Friday, April 3, 2009

Middling #1

Grandmothers play a major role in Lady G and Me. After all, Godgifu was the grandmother of the last queen of Anglo-Saxon England and her grandsons played a major though negative role in William’s victory.

I never knew either of my grandfathers which might explain their absence. Or the fact that retired men tended to die off leaving their wives to rule the family. I always had the feeling my world was matriarchal. The Irish grandfather died long before I was born. There isn’t even a picture of him. The English one I did meet when I was very little. I watched England win the world cup with him which dates that memory. .... but my memories of him are of a distant, austere presence in the spooky London house they lived in, an impression which isn’t offset by his photographs.

Oddly enough I have records of their voices, which means more to me than their photographs or lack of them. Mr. Guilar was interviewed by a local paper as a witness to a plane crash in Laytown in July 1942. In passing, I learn that he had been doing labouring work that day (he was 70), helping a “life long” friend (who was 77) put up his traveling show. In the different paper clippings I have there is some understandable confusion as Mr. Guilar Senior was William, and he calls his eldest son Joseph, who then turns up in several other papers as “William Guilar’ who ‘heroically” dragged the crew from the burning plane. These heroics Number Two. There’s nothing special in what he says, except for one thing. The plane was “middling high”.
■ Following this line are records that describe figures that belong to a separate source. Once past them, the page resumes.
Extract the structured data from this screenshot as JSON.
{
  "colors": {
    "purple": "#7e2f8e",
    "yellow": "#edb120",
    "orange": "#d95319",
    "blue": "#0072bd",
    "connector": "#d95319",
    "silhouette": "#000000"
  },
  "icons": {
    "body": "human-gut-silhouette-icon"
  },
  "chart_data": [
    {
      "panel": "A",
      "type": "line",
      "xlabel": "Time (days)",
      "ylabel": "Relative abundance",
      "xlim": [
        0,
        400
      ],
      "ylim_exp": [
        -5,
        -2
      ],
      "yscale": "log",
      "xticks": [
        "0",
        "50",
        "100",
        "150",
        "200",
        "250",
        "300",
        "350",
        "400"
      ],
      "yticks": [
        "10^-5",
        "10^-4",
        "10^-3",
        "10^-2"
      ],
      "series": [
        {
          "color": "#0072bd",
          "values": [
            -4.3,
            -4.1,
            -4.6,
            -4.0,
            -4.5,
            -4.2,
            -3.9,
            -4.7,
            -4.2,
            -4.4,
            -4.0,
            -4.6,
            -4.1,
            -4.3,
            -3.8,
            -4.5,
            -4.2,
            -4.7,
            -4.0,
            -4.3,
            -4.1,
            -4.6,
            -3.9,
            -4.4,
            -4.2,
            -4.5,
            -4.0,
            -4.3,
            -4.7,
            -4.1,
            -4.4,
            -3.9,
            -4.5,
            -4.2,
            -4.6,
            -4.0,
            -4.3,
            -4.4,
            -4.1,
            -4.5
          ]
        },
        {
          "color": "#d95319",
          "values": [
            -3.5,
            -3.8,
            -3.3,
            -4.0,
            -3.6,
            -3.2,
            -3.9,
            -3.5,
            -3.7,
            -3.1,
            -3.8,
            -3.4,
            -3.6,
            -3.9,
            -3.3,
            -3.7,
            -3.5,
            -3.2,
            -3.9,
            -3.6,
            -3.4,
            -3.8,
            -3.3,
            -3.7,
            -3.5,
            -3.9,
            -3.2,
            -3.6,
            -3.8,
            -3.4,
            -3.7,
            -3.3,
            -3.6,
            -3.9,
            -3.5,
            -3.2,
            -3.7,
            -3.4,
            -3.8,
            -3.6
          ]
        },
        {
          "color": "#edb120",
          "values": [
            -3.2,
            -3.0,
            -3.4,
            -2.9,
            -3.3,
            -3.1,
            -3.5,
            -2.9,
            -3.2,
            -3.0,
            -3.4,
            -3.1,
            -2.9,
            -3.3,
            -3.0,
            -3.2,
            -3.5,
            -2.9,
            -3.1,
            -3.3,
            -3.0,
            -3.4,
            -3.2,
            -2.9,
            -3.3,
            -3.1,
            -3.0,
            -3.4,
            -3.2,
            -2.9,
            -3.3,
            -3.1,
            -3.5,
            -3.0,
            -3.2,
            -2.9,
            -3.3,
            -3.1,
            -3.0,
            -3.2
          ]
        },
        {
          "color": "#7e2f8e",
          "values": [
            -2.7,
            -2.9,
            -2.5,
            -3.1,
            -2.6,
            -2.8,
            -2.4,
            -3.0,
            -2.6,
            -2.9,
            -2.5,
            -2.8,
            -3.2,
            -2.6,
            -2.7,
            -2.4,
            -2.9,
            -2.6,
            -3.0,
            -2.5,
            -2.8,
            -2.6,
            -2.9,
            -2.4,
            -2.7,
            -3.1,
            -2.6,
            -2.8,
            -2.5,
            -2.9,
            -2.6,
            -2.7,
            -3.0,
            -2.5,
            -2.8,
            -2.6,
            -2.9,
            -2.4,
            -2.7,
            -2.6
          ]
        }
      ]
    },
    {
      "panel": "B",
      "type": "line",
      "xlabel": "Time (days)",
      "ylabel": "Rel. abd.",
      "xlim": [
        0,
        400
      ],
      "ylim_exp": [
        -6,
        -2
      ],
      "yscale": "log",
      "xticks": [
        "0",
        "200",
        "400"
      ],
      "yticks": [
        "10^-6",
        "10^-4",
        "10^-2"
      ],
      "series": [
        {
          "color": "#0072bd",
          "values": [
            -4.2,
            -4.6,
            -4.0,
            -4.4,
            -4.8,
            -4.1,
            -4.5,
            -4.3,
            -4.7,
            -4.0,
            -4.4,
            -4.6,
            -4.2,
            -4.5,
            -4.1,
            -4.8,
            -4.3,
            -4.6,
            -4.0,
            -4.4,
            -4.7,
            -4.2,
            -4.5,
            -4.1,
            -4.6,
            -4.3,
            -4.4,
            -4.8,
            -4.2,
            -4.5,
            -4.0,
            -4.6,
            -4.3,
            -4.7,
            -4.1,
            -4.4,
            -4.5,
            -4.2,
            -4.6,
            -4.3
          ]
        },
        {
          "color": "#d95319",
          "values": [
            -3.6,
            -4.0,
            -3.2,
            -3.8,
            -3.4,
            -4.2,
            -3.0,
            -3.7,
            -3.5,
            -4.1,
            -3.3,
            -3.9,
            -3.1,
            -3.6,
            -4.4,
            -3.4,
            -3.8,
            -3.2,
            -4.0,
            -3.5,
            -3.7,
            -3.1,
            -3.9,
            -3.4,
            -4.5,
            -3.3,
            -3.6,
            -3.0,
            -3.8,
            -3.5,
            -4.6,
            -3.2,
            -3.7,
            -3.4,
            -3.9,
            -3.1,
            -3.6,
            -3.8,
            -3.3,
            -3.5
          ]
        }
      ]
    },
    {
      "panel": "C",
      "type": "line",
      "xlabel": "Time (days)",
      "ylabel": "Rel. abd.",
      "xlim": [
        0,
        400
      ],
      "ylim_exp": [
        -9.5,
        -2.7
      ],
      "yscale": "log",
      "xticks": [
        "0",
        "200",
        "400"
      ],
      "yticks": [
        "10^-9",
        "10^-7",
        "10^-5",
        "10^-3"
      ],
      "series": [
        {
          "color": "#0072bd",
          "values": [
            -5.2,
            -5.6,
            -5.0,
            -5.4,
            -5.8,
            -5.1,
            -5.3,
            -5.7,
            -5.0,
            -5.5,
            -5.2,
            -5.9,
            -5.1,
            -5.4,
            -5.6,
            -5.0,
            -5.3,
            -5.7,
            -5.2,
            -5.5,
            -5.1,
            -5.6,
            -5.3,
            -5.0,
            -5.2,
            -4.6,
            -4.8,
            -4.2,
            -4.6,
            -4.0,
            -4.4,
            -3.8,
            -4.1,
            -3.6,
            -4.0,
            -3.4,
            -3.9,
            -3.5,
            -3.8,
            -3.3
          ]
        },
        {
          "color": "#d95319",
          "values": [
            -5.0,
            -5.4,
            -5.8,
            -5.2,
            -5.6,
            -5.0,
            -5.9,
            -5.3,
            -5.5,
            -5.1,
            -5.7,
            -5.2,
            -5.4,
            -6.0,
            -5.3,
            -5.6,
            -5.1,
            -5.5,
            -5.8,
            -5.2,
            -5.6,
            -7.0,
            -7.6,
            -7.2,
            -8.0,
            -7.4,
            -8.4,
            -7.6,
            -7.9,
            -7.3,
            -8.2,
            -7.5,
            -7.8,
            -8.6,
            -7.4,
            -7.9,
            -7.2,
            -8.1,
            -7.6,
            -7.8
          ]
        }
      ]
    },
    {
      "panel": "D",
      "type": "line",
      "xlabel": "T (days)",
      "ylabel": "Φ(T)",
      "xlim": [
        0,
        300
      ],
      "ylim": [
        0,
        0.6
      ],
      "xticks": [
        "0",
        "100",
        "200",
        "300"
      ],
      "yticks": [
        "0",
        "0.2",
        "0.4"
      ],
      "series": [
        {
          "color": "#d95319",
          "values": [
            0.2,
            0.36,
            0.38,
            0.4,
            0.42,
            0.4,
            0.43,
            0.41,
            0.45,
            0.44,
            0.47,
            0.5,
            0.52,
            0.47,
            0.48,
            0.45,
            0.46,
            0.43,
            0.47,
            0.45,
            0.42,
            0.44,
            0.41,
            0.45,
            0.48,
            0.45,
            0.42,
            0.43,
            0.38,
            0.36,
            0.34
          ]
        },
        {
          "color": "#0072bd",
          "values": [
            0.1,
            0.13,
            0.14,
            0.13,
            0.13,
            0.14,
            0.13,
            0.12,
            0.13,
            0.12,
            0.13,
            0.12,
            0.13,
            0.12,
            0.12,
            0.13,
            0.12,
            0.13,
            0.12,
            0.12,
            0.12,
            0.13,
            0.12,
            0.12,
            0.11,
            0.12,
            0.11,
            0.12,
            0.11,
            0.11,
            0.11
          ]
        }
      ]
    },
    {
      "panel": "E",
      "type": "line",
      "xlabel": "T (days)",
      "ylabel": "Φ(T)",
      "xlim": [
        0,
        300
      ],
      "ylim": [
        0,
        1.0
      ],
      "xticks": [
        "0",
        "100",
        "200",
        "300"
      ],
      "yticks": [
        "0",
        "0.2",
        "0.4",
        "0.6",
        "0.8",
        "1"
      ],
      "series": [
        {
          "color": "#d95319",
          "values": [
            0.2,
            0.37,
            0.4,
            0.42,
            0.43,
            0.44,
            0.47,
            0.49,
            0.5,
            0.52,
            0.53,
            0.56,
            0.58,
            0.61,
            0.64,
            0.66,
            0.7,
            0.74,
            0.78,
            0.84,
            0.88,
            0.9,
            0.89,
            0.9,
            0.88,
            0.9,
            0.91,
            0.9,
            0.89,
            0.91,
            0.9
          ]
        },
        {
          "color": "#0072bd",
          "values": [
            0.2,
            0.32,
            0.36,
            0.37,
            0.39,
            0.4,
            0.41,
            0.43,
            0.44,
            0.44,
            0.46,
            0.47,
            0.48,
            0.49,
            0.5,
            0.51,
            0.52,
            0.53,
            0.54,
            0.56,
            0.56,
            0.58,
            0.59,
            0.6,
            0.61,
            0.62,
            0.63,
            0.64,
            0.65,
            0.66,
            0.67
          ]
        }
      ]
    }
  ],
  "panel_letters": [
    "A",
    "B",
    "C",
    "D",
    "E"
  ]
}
Grandfather White, for reasons un remembered by his daughters, took part in a dialect archive recording. I first heard him on a crackling 78, telling stories in broad Sussex and reading “A Three Part Song” by Mussa’ Rudyard Kipling. Today I have him on a cd and haven't cleaned the file. It wouldn't sound right without the hiss and pop. It gets a walk on part in the prologue to Lady G.

But he tells his story about the local fire brigade, in the days when they had to send a runner out to find everyone and then get the horse from the pub, which links the two testimonies. When the plane crashed in Bettystown its petrol tanks exploded "and the plane and the caravans at the show were reduced to ashes despite the efforts of the L.S.F who played a hose on the blaze."

But then he says ”law a mussy me, he were right middling upset…”

The word brings the two men together. I like that word. Middling. I want to bring it back. My dad’s reply to “how are you?” was either “still pulling the devil by the tail” or “mixed to middling, like belly bacon”. It sits neatly between high and low, tall and short, good and bad. Somewhere in the middle, which isn’t a bad place to be if you know what you’re doing. Extremism is fashionable, and it's easy to strike an attitude, but there's something solid about "middling"; reliable, like the seventy year old man who turns out to help you set up your travelling show because he's your friend and has been for long time.